La dictadura cubana no solo es una amenaza para su pueblo. Representa un peligro directo para la seguridad nacional de los Estados Unidos. Permitir que en territorio cubano operen bases de espionaje de potencias enemigas como China y Rusia no es solo una provocación. Es una amenaza real, documentada, que compromete la soberanía y seguridad del hemisferio occidental.
El silencio de esta administración sobre esas bases espías no es casualidad. Da la impresión de que prefieren no hablar del tema porque saben que al reconocerlo tendrían que actuar con la contundencia que no están dispuestos a asumir. Mantener la ficción de normalidad les resulta más cómodo que enfrentarse a la gravedad del problema.
El contraste con otros casos es escandaloso. A Nicolás Maduro se le sancionó personalmente, se congelaron activos, se bloqueó PDVSA y se coordinaron acciones con gobiernos de América Latina y Europa. A Bashar al-Assad se le aplicaron sanciones extraterritoriales, se activaron leyes como la César y se persiguieron aliados financieros en terceros países.
Contra los oligarcas de Putin hubo bloqueo bancario, expulsión del sistema SWIFT y confiscación de propiedades. En todos esos casos, hubo un costo real. En el caso de Cuba, solo se aplica una prohibición simbólica.

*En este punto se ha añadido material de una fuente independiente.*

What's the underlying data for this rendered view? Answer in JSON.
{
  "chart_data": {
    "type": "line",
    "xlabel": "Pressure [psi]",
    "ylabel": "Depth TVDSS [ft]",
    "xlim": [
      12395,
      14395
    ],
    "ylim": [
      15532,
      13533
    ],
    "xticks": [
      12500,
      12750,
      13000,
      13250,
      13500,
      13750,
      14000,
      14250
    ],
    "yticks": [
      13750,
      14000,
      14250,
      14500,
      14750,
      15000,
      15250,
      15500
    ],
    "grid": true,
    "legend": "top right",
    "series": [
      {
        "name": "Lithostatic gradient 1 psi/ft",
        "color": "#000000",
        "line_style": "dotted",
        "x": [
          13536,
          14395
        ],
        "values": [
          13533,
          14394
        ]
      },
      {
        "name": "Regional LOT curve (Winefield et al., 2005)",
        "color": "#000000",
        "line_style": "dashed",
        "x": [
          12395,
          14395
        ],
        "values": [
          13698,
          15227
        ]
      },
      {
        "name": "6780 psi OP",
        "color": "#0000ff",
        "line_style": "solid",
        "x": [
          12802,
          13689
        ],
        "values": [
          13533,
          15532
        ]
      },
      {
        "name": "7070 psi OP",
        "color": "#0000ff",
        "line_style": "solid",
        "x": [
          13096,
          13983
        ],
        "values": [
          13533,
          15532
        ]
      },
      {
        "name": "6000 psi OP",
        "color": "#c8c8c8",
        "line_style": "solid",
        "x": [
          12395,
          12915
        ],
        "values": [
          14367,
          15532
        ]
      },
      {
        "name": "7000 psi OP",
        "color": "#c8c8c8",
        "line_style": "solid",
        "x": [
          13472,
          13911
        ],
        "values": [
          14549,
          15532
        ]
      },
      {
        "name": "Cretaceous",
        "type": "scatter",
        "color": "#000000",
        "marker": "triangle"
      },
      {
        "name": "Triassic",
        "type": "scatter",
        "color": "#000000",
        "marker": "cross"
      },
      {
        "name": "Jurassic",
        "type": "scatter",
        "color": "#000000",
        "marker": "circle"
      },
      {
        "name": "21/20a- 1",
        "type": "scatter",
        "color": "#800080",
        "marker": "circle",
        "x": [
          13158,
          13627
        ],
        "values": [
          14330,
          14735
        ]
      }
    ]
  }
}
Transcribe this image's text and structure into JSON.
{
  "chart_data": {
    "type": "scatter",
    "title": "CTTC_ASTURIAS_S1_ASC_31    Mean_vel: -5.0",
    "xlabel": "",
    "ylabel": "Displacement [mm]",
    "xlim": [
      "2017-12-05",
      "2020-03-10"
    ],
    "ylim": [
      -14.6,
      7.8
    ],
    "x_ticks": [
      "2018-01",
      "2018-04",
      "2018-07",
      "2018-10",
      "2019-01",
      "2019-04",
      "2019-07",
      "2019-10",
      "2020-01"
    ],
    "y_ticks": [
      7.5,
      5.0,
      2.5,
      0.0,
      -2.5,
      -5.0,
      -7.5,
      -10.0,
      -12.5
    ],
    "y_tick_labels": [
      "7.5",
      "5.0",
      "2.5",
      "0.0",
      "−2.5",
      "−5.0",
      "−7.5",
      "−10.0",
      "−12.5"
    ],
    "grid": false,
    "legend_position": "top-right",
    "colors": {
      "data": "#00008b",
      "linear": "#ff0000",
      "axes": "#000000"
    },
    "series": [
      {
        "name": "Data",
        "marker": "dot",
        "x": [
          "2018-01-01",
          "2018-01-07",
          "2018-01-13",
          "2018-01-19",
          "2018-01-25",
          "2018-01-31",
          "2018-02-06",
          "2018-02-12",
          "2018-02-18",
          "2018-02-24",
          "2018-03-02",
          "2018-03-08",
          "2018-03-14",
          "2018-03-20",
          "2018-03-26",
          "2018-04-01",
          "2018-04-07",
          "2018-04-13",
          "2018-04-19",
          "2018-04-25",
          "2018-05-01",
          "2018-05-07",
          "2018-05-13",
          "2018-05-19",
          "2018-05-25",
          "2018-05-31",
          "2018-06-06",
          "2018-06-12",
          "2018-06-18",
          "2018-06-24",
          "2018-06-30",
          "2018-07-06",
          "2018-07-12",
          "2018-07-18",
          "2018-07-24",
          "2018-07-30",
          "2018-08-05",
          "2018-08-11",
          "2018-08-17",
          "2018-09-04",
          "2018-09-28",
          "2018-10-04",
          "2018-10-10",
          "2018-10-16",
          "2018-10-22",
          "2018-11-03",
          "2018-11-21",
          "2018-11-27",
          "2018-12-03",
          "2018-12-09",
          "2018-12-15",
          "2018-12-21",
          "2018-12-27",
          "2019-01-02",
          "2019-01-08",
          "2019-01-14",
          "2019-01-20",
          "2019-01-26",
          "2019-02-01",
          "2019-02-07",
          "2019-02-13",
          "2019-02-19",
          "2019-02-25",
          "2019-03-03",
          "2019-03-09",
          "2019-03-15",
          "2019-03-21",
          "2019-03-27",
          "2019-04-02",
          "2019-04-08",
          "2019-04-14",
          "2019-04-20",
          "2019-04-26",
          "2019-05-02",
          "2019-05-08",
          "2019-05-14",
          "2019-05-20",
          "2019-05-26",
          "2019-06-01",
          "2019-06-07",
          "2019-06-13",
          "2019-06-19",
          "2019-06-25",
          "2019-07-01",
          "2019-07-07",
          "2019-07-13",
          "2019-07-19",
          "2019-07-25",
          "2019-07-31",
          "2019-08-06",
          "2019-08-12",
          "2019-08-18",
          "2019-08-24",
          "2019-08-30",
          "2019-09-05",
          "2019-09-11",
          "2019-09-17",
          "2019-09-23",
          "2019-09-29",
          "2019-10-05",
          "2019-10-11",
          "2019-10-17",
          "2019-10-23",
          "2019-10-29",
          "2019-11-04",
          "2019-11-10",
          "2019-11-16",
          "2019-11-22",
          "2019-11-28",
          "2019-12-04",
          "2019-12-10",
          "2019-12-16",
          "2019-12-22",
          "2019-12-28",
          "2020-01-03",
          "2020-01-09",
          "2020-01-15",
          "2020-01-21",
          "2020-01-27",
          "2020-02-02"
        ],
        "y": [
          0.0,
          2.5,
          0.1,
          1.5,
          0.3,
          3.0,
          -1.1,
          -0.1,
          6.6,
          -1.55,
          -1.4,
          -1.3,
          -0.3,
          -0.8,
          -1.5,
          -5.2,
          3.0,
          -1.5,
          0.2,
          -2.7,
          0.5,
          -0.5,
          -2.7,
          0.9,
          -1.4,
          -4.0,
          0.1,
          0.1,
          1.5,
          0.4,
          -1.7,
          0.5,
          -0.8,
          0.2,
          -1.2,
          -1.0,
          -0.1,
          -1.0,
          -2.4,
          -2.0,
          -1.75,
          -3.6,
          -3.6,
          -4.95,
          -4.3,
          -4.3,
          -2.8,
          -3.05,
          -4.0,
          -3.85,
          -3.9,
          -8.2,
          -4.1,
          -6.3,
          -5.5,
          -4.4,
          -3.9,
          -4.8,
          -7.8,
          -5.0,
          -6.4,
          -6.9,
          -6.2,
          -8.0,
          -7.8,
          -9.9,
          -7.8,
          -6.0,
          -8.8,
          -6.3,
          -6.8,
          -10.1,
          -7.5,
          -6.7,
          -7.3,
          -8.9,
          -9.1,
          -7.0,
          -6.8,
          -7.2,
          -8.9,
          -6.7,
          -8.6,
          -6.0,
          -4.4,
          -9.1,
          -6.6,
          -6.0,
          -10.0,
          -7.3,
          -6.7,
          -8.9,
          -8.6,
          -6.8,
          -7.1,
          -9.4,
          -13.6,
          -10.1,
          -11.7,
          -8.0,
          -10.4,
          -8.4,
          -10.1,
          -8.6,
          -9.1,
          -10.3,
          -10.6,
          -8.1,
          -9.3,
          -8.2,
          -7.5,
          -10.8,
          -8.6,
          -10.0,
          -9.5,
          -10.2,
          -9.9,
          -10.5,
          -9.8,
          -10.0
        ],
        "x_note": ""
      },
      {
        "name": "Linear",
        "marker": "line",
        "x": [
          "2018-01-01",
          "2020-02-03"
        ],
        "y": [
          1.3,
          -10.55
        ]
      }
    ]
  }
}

El mensaje es evidente. Esta administración prefiere aparentar firmeza antes que ejercerla. Prefiere anunciar sanciones sin tocar la estructura que mantiene con vida a la dictadura. Por eso GAESA no es tocada. Las redes de empresas pantalla siguen intactas. La embajada en Washington continúa operando con normalidad. Los canales financieros siguen abiertos. Nada amenaza al poder real.
Lo que se necesita es otra cosa. El pueblo cubano merece una respuesta que golpee el corazón del sistema.
Congelamiento de activos a generales, ministros y sus familias. Designación formal del Partido Comunista como organización terrorista. Órdenes de captura internacionales por la represión del 11J. Suspensión de operaciones de agencias de viaje, envío y recargas que sostienen al régimen desde el extranjero. Cierre de la embajada cubana en Washington. Persecución legal a empresas extranjeras que colaboran con GAESA. Eso es actuar con seriedad. Todo lo demás es teatro.
No es falta de herramientas. Es falta de voluntad. Mientras el pueblo cubano resiste entre apagones, represión y pobreza, los responsables siguen viajando, negociando y cobrando. Con sanciones como estas, la dictadura no se debilita. Se fortalece en su impunidad.